The bigger issue remains, however: should the kernel swap out user
applications in order to cache more file contents? There are plenty of
arguments in favor of this behavior. Quite a few large applications set up
big areas of memory which they rarely, if ever use. If application memory
is occasionally forced to disk, the unused parts will remain there, and
that much physical memory will be freed for more useful contents. Without
swapping application memory to disk and seeing what gets faulted back in,
it is almost impossible to figure out which pages are not really needed.
A large file cache is also a performance enhancer. The speedups that come
from having frequently-accessed data in memory are harder to see than the
slowdowns caused by having to fault in a large application, but they can
lead to better system throughput overall.
Still, there are users who insist that, for example, a system backup should
never force OpenOffice out to disk.
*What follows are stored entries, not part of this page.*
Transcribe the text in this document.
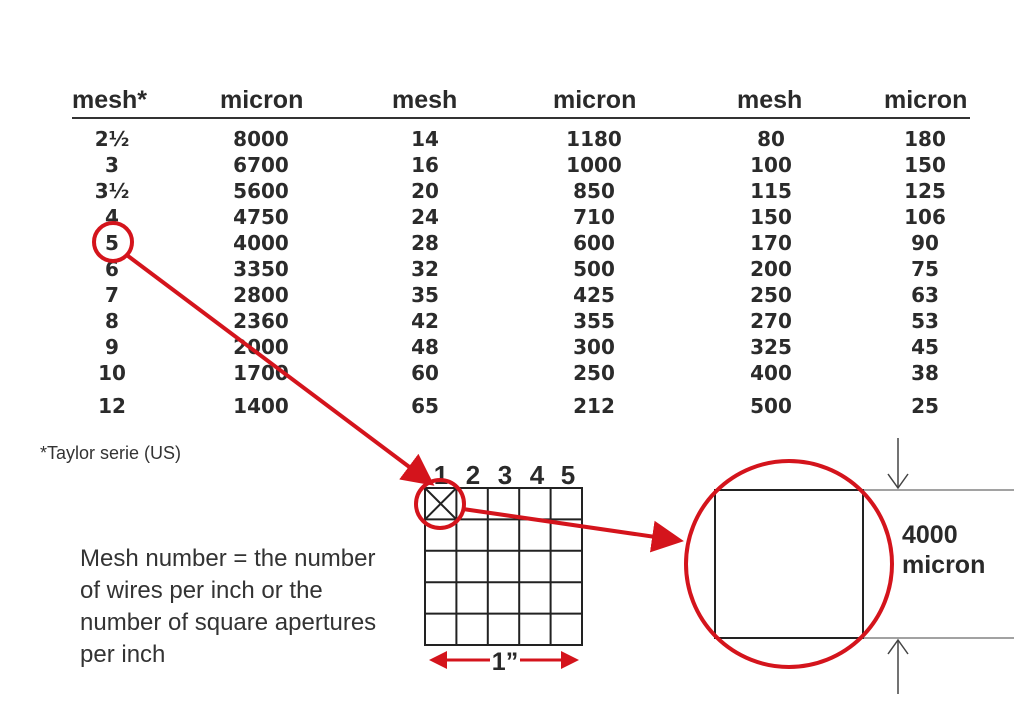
mesh*	micron	mesh	micron	mesh	micron
2½	8000	14	1180	80	180
3	6700	16	1000	100	150
3½	5600	20	850	115	125
4	4750	24	710	150	106
5	4000	28	600	170	90
6	3350	32	500	200	75
7	2800	35	425	250	63
8	2360	42	355	270	53
9	2000	48	300	325	45
10	1700	60	250	400	38
12	1400	65	212	500	25
*Taylor serie (US)
Mesh number = the number of wires per inch or the number of square apertures per inch
1 2 3 4 5
1”
4000
micron
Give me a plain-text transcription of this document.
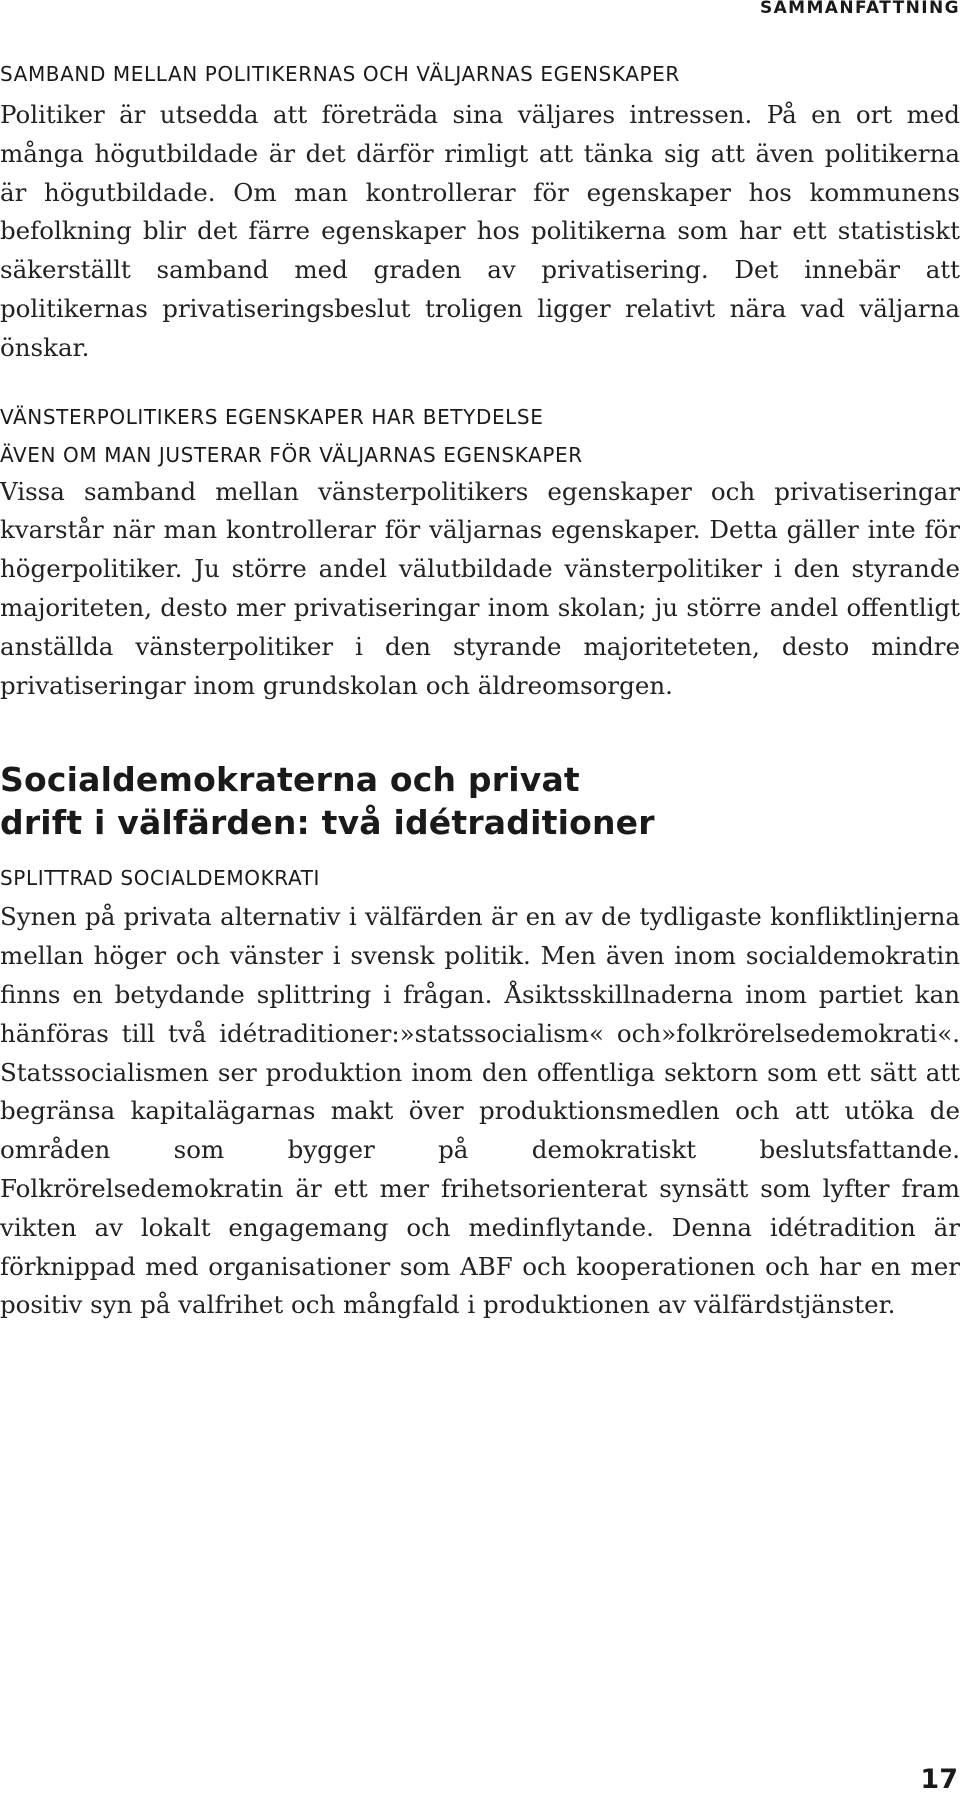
SAMMANFATTNING
SAMBAND MELLAN POLITIKERNAS OCH VÄLJARNAS EGENSKAPER

Politiker är utsedda att företräda sina väljares intressen. På en ort med många högutbildade är det därför rimligt att tänka sig att även politikerna är högutbildade. Om man kontrollerar för egenskaper hos kommunens befolkning blir det färre egenskaper hos politikerna som har ett statistiskt säkerställt samband med graden av privatisering. Det innebär att politikernas privatiseringsbeslut troligen ligger relativt nära vad väljarna önskar.

VÄNSTERPOLITIKERS EGENSKAPER HAR BETYDELSE
ÄVEN OM MAN JUSTERAR FÖR VÄLJARNAS EGENSKAPER

Vissa samband mellan vänsterpolitikers egenskaper och privatiseringar kvarstår när man kontrollerar för väljarnas egenskaper. Detta gäller inte för högerpolitiker. Ju större andel välutbildade vänsterpolitiker i den styrande majoriteten, desto mer privatiseringar inom skolan; ju större andel offentligt anställda vänsterpolitiker i den styrande majoriteteten, desto mindre privatiseringar inom grundskolan och äldreomsorgen.

Socialdemokraterna och privat
drift i välfärden: två idétraditioner
SPLITTRAD SOCIALDEMOKRATI

Synen på privata alternativ i välfärden är en av de tydligaste konfliktlinjerna mellan höger och vänster i svensk politik. Men även inom socialdemokratin finns en betydande splittring i frågan. Åsiktsskillnaderna inom partiet kan hänföras till två idétraditioner:»statssocialism« och»folkrörelsedemokrati«. Statssocialismen ser produktion inom den offentliga sektorn som ett sätt att begränsa kapitalägarnas makt över produktionsmedlen och att utöka de områden som bygger på demokratiskt beslutsfattande. Folkrörelsedemokratin är ett mer frihetsorienterat synsätt som lyfter fram vikten av lokalt engagemang och medinflytande. Denna idétradition är förknippad med organisationer som ABF och kooperationen och har en mer positiv syn på valfrihet och mångfald i produktionen av välfärdstjänster.

17
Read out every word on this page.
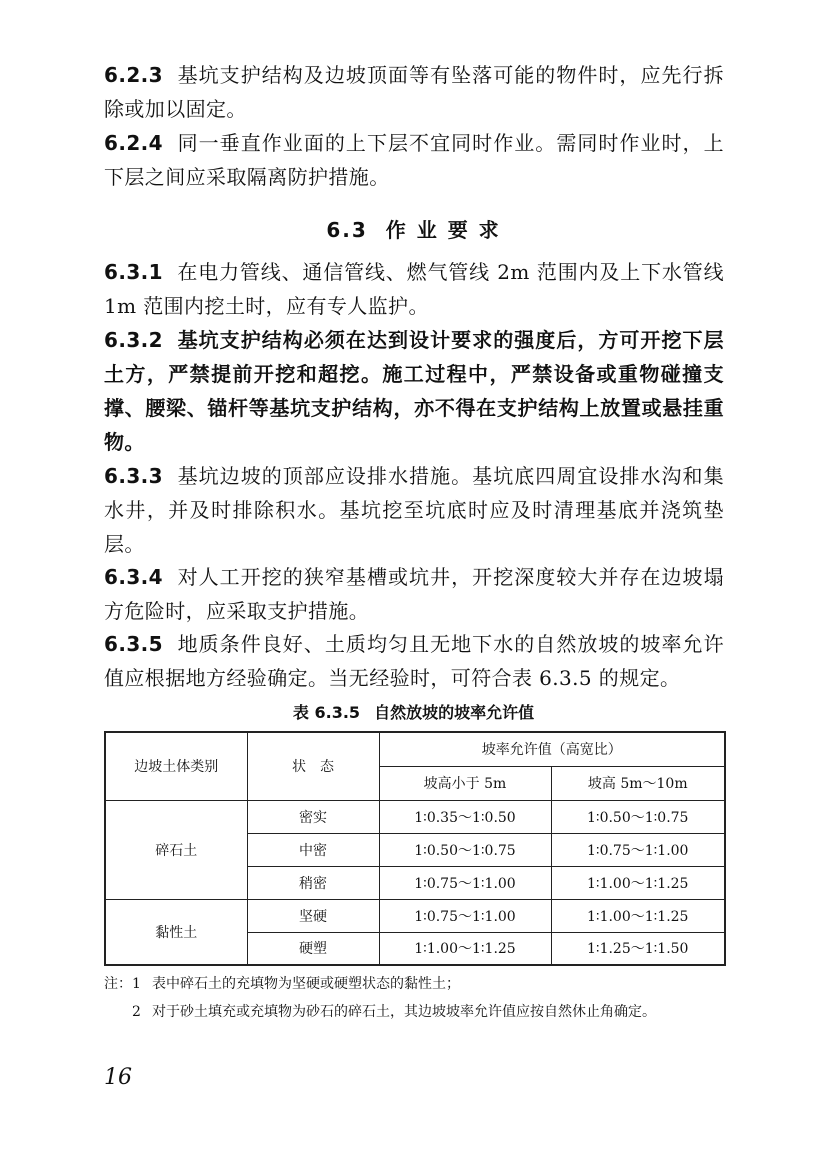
6.2.3 基坑支护结构及边坡顶面等有坠落可能的物件时，应先行拆除或加以固定。
6.2.4 同一垂直作业面的上下层不宜同时作业。需同时作业时，上下层之间应采取隔离防护措施。
6.3 作 业 要 求
6.3.1 在电力管线、通信管线、燃气管线 2m 范围内及上下水管线 1m 范围内挖土时，应有专人监护。
6.3.2 基坑支护结构必须在达到设计要求的强度后，方可开挖下层土方，严禁提前开挖和超挖。施工过程中，严禁设备或重物碰撞支撑、腰梁、锚杆等基坑支护结构，亦不得在支护结构上放置或悬挂重物。
6.3.3 基坑边坡的顶部应设排水措施。基坑底四周宜设排水沟和集水井，并及时排除积水。基坑挖至坑底时应及时清理基底并浇筑垫层。
6.3.4 对人工开挖的狭窄基槽或坑井，开挖深度较大并存在边坡塌方危险时，应采取支护措施。
6.3.5 地质条件良好、土质均匀且无地下水的自然放坡的坡率允许值应根据地方经验确定。当无经验时，可符合表 6.3.5 的规定。
表 6.3.5 自然放坡的坡率允许值
边坡土体类别	状　态	坡率允许值（高宽比）	
		坡高小于 5m	坡高 5m～10m
碎石土	密实	1∶0.35～1∶0.50	1∶0.50～1∶0.75
	中密	1∶0.50～1∶0.75	1∶0.75～1∶1.00
	稍密	1∶0.75～1∶1.00	1∶1.00～1∶1.25
黏性土	坚硬	1∶0.75～1∶1.00	1∶1.00～1∶1.25
	硬塑	1∶1.00～1∶1.25	1∶1.25～1∶1.50
注： 1 表中碎石土的充填物为坚硬或硬塑状态的黏性土；
2 对于砂土填充或充填物为砂石的碎石土，其边坡坡率允许值应按自然休止角确定。
16
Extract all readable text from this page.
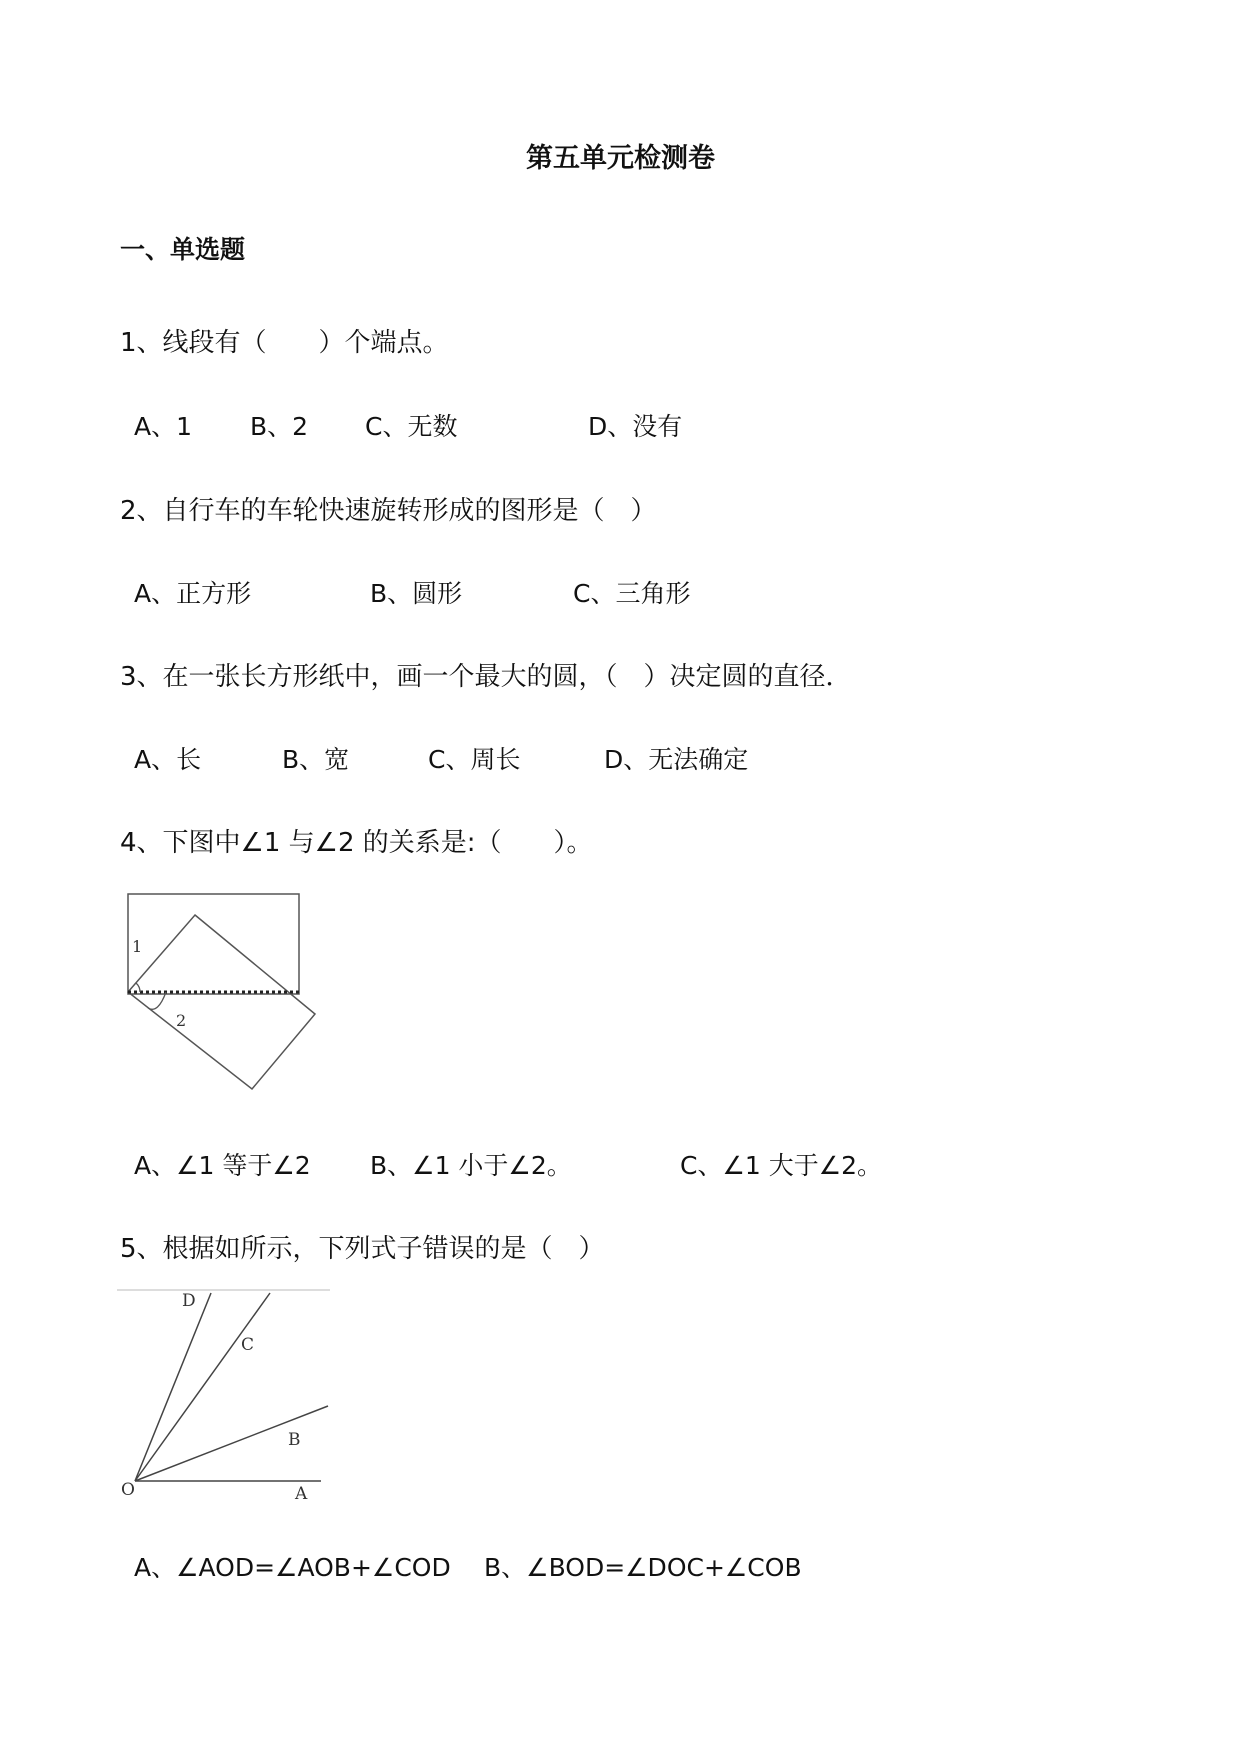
第五单元检测卷
一、单选题
1、线段有（　　）个端点。
A、1 B、2 C、无数	D、没有
2、自行车的车轮快速旋转形成的图形是（　）
A、正方形	B、圆形	C、三角形
3、在一张长方形纸中，画一个最大的圆，（　）决定圆的直径．
A、长	B、宽	C、周长	D、无法确定
4、下图中∠1 与∠2 的关系是:（　　）。
1
2
A、∠1 等于∠2 B、∠1 小于∠2。	C、∠1 大于∠2。
5、根据如所示，下列式子错误的是（　）
D
C
B
O	A
A、∠AOD=∠AOB+∠COD B、∠BOD=∠DOC+∠COB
They don't care how quickly a system
maintenance application runs at 3:00 in the morning, but they care a lot
about how the system responds when they are at the keyboard. This wish was
expressed repeatedly until Andrew Morton exclaimed:
I'm gonna stick my fingers in my ears and sing "la la la" until
people tell me "I set swappiness to zero and it didn't do what I
wanted it to do".
This helped quiet the debate as the parties involved looked more closely at
this particular parameter. Or, perhaps, it was just fear of Andrew's
singing. Either way, it has become clear that most people are unaware of
what the "swappiness" parameter does; the fact that it has never been documented may
have something to do with that.
So... swappiness, which is exported to
/proc/sys/vm/swappiness, is a parameter which sets the kernel's
balance between reclaiming pages from the page cache and swapping out
process memory. The reclaim code works (in a very simplified way) by
calculating a few numbers:
- The "distress" value is a measure of how much trouble the kernel
is having freeing memory. The first time the kernel decides it needs
to start reclaiming pages, distress will be zero; if more
attempts are required, that value goes up, approaching a high value of
100.
- mapped_ratio is an approximate percentage of how much of the
system's total memory is mapped (i.e. is part of a process's address
space) within a given memory zone.
- vm_swappiness is the swappiness parameter, which is set to 60
by default.
With those numbers in hand, the kernel calculates its "swap tendency":
swap_tendency = mapped_ratio/2 + distress + vm_swappiness;
If swap_tendency is below 100, the kernel will only reclaim page
cache pages. Once it goes above that value, however, pages which are part
of some process's address space will also be considered for reclaim. So,
if life is easy, swappiness is set to 60, and distress is zero,
the system will not swap
process memory until it reaches 80% of the total. Users who would like to
never see application memory swapped out can set swappiness to zero; that
setting will cause the kernel to ignore process memory until the
distress value gets quite high.
The swappiness parameter should do what a lot of users want, but it does
not solve the whole problem. Swappiness is a global parameter; it affects
every process on the system in the same way. What a number of people would
like to see, however, is a way to single out individual applications for
special treatment. Possible approaches include using the process's "nice"
value to control memory behavior; a low-priority process would not be able
to push out significant amounts of a high-priority process's memory.
Alternatively, the VM subsystem and the scheduler could become more tightly
integrated. The scheduler already makes an effort to detect "interactive"
processes; those processes could be given the benefit of a larger working
set in memory. That sort of thing is 2.7 work, however; in the mean time,
people who are unhappy with the kernel's swap behavior may want to try
playing with the knobs which have been provided.